Pole attachments are the boxes and other odds and ends you see parked at the top of utility poles. They’re used by broadband providers and phone companies.

But state and local regulations control the rates, conditions and terms. There’s a conflict between the telecoms that want to maintain control of their poles and the principle of competition.

Rural areas could be left even further behind.

“In the age of the internet, digital economy jobs—the fastest growing and, in many cases, the highest paying—should be able to happen anywhere,” Dunne said. “But if you don’t have the foundation piece of high-speed internet, fiber to the home” it won’t happen.

The FCC has defined broadband as 25 Megabytes-per-second (Mbps) download speed, and three Mbps upload.

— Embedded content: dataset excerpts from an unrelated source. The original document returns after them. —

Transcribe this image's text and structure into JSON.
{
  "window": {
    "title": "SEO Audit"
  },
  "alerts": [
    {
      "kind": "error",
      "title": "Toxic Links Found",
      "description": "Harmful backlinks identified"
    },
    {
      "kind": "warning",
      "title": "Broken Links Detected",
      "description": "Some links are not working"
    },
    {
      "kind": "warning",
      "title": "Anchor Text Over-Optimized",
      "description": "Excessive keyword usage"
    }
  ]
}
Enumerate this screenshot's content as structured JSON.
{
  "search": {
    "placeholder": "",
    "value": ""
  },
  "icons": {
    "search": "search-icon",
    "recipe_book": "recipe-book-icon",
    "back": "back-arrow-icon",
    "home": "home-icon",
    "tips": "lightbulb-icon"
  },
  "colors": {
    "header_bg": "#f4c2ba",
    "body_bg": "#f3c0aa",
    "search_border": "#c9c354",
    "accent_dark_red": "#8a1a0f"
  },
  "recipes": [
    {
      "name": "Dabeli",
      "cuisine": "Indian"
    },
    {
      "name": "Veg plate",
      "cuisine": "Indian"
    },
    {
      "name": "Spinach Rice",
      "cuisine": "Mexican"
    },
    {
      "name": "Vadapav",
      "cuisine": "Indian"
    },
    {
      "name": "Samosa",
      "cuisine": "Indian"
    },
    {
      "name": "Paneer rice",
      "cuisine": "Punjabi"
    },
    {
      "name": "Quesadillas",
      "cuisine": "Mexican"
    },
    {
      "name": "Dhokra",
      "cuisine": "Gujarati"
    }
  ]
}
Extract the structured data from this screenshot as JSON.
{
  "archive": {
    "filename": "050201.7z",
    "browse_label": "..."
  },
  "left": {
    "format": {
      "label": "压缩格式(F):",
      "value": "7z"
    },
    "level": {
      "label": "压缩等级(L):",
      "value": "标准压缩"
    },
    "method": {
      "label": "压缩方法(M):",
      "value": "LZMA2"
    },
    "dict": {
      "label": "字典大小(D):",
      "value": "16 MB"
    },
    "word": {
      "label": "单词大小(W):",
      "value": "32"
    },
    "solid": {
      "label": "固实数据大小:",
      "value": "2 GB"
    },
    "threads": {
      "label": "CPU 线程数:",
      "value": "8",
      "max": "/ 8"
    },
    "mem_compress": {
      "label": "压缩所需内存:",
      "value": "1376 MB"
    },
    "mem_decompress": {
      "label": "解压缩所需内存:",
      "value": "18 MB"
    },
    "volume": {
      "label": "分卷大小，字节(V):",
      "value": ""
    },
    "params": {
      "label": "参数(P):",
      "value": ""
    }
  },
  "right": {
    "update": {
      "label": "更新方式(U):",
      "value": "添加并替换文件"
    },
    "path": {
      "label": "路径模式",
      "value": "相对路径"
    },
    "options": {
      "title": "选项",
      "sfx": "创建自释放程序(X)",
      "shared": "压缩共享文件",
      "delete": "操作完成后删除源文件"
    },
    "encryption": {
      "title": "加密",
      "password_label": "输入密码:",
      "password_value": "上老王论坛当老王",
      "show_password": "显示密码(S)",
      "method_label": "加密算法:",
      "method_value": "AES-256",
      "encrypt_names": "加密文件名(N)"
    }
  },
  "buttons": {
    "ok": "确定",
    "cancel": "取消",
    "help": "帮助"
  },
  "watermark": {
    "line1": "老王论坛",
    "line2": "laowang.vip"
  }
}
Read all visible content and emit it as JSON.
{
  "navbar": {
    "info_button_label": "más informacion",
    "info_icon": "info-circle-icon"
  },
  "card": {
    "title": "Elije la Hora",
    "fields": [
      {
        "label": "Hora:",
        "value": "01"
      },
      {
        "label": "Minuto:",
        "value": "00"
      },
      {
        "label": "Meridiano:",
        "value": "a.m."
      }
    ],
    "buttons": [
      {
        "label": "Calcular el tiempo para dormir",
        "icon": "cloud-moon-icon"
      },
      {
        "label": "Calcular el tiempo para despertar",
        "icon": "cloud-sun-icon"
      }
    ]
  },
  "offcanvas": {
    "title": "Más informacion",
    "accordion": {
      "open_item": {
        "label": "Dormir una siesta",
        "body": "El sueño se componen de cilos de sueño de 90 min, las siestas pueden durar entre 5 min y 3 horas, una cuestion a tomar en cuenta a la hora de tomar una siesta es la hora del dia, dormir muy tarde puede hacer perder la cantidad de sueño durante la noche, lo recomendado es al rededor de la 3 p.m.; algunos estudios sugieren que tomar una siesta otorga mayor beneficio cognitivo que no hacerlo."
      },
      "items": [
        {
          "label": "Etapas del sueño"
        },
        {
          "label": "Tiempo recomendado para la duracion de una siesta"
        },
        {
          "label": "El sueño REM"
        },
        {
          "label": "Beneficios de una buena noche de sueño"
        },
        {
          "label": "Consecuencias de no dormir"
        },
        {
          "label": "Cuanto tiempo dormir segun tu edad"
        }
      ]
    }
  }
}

While Zoom says you can have “high-quality video calling” at one Mbps, better quality demands 2.5 Mbps to receive and three to send.

Higher download speeds were great once upon a time, but, Dunne says, “it’s no longer adequate to receive information in one direction.” Businesses need to upload too. If you’re trying to work from home, that translates into group conferencing, transferring large files, or putting a video of your accomplishments on YouTube.

Broadband Now notes that over half of our residents have 25 Mbps for downloading, but it’s difficult to find upload speed figures.

Most of the existing distribution systems have shared bandwidth and can be overwhelmed if people are all streaming at once. Like, say, while we’re staying home.

But it is possible to bring high-quality broadband to rural areas without going through federal programs.

CORI, Dunne said, has worked with communities throughout the country to help develop broadband networks.

At the state level, “New York has been pushing really hard to fund fiber to the home,” he said. Last year, Sullivan County legislators approved an experiment in wireless broadband and this March, Sen. Jen Metzger introduced legislation to close the digital gap.

Pennsylvania’s rural counties are still struggling with slow internet, according to Broadband Now. Restore PA, a $4.5 billion program introduced by Gov. Tom Wolf, would build and improve broadband infrastructure statewide. Its future is uncertain.

What can be done? Municipalities can work with small phone companies, Dunne said. Create a regulatory environment that will allow community broadband to flourish. Allow these businesses to pursue municipal bonds to pay for it all. “I encourage people to reach out to their elected officials, to demand the regulatory changes needed.”